DARE to innovate: LA&PS student’s research brought to life by humanities class 

Black woman typing on a laptop

By Elaine Smith 

“Never underestimate the power of undergraduate researchers and supervisors,” said Carolyn Steele, an assistant professor in the Department of Humanities. “They can create change.”

Carolyn Steele
Carolyn Steele

Steele knows this from experience, because she and her Digital Culture in the Humanities (HUMA 3140) students have supported the change by ensuring that information from the research done by Kayla Saunders, a recipient of the Dean’s Award for Research Excellence (DARE), is publicly available.  

The DARE program is an opportunity provided by the Faculty of Liberal Arts and Professional Studies (LA&PS) for undergraduate students to do paid summer research with the supervision and mentorship of a faculty member. It is a means for students to bring together liberal arts and a professional education, applying their knowledge in order to develop new skills and gain a richer learning experience. The third-year Digital Culture in the Humanities course, meanwhile, explores the influence of digital technologies on particular aspects of the arts, popular culture and the internet, as well as places where culture is archived. 

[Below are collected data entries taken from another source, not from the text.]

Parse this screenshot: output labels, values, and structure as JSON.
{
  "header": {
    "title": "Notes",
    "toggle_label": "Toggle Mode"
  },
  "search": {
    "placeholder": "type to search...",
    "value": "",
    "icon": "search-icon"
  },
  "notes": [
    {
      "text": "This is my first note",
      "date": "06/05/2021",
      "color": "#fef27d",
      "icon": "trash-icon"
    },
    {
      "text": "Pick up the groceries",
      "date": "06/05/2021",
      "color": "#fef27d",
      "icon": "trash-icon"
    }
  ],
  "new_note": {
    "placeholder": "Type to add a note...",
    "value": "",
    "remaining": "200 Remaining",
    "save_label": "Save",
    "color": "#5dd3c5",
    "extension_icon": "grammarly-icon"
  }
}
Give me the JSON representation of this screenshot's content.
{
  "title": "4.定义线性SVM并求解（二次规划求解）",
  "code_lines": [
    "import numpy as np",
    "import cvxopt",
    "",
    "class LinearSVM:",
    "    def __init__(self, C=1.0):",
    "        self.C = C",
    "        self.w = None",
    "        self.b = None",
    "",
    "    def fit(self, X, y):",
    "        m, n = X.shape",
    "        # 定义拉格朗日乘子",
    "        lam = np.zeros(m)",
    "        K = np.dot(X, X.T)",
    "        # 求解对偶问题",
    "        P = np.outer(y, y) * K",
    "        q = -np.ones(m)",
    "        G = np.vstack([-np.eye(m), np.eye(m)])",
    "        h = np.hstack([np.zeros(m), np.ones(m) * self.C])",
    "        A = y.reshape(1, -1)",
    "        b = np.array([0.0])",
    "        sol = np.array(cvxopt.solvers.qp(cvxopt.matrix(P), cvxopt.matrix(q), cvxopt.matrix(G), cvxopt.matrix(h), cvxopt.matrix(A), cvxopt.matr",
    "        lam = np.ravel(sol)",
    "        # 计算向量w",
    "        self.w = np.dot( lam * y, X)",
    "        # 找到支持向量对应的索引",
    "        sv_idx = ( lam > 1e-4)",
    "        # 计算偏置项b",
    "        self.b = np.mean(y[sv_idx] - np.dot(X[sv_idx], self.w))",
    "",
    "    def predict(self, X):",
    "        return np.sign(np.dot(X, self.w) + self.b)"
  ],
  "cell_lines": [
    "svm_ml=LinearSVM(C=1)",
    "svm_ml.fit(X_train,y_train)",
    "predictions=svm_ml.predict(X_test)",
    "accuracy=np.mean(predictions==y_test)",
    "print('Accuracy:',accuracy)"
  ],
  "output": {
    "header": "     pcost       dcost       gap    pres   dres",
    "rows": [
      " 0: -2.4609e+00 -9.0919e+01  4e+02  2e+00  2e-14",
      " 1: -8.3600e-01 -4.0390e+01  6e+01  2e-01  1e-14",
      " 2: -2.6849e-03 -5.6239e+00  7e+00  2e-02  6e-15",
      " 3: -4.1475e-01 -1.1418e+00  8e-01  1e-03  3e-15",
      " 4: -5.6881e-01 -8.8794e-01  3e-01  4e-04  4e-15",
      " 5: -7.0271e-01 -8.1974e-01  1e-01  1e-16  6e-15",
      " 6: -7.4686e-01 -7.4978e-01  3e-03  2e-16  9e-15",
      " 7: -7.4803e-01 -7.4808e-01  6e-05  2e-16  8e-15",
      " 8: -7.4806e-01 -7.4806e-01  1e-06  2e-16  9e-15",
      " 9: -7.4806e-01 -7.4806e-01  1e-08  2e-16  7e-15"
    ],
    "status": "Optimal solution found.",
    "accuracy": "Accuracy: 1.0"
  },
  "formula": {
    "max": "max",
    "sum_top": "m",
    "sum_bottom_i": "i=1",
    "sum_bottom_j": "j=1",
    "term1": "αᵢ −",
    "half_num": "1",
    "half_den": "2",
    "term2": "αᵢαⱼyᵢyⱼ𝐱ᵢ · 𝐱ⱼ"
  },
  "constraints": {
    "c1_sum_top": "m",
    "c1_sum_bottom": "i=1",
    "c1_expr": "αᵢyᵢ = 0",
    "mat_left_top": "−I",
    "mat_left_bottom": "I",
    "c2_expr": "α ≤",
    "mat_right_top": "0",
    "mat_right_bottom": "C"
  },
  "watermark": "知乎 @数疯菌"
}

DARE and HUMA 3140 came together this fall to add to the online knowledge available about Indigenous arts. The journey began earlier in 2022, when Saunders, who plans to pursue a career in library science, approached Gail Vanstone, an associate professor in the Department of Humanities and co-ordinator of its humanities program, about doing DARE research under her supervision. Saunders, like Vanstone, has an interest in Indigenous rights and self-determination through the arts, so she combined the two with her passion for research. The result is an annotated bibliography of recent films and published works (fiction, non-fiction and poetry) created by Indigenous artists in Canada from 2000 to 2022. The collection invites interrogation into, said Vanstone, “how to better appreciate Indigenous resistance, engendering resilience and a hope of resurgence in Indigenous communities in their own terms,” a powerful strategy to undo the slow violence of colonization. 

Slow violence is a term coined by author Rob Nixon, referring to “a violence that occurs gradually and out of sight, a violence of delayed destruction that is dispersed across time and space, an attritional violence that is typically not viewed as violence at all.” The 1960s relocation of Indigenous British Columbia residents from Yuquot to Ahaminaquus Indian Reserve 12, land adjacent to a pulp mill generating noise and pollution, furnishes an example; the company also built a road over Indigenous gravesites.  

“Kayla did a fabulous job with the bibliography,” said Vanstone. “She created as comprehensive a list as possible, with more than 220 entries, and made it searchable by category. It is an open-ended resource, so new entries can be added to keep it up to date.” 

Kayla Saunders
Kayla Saunders

Saunders’ research was featured at a DARE Research Day at the end of the summer of 2022. At the time, Steele was updating the curriculum for HUMA 3140 to incorporate current technology. She was impressed to learn about Saunders’ work, recognizing it as “a particularly fertile piece of research,” and decided it needed to have a life beyond the page. She conferred with Vanstone and with Alexandra Wong, data visualization and data analytics librarian, and Cora Coady, Indigenous teaching and learning librarian, both from York University Libraries, and an exercise in creating Wiki-data and digital visualizations was born. 

Wong and Coady, in collaboration with Steele, created a four-week workshop series for the HUMA 3140 students. The sessions taught the students how to turn the bibliographical entries into Wikidata items – the free and open online knowledge base powering Wikipedia and linking internet items in a searchable fashion – and use that data to create visualizations to explain at a glance an aspect of the data, such as the age of the creators or the proportion of entries that are film versus those that are print. 

“Cora and I taught the students about the importance of using data from reputable sources and how to contribute to open knowledge with proper care, especially around sensitive subjects or those that aren’t familiar,” Wong said. 

“Wikidata, which is used by Wikipedia and provides structured data for widely used technology like search engines, still shows many gaps and biases, both in the knowledge that is included and the people who are editors. There is a lack of articles on marginalized people and related topics, including a lack of articles on women, BIPOC and LGBTQ+ folks. BIPOC editors are also heavily underrepresented in Wikipedia,” Wong said. “We hope to teach students that they have the power to edit online knowledge and share their own stories and information to the public record.

“Visualizations, meanwhile, help you understand your own data better and helps you tell stories with impact. You also learn that it’s necessary to view data and data visualizations critically, because it’s so easy to mislead people or misread data.” 

Steele said she was delighted by her students’ enthusiasm to work on a project with real-world impact. 

“This is a great example of how DARE fosters allyship and creates deeper understanding,” she said. “People tend to put these research projects away, but this is an example of how to give them legs.”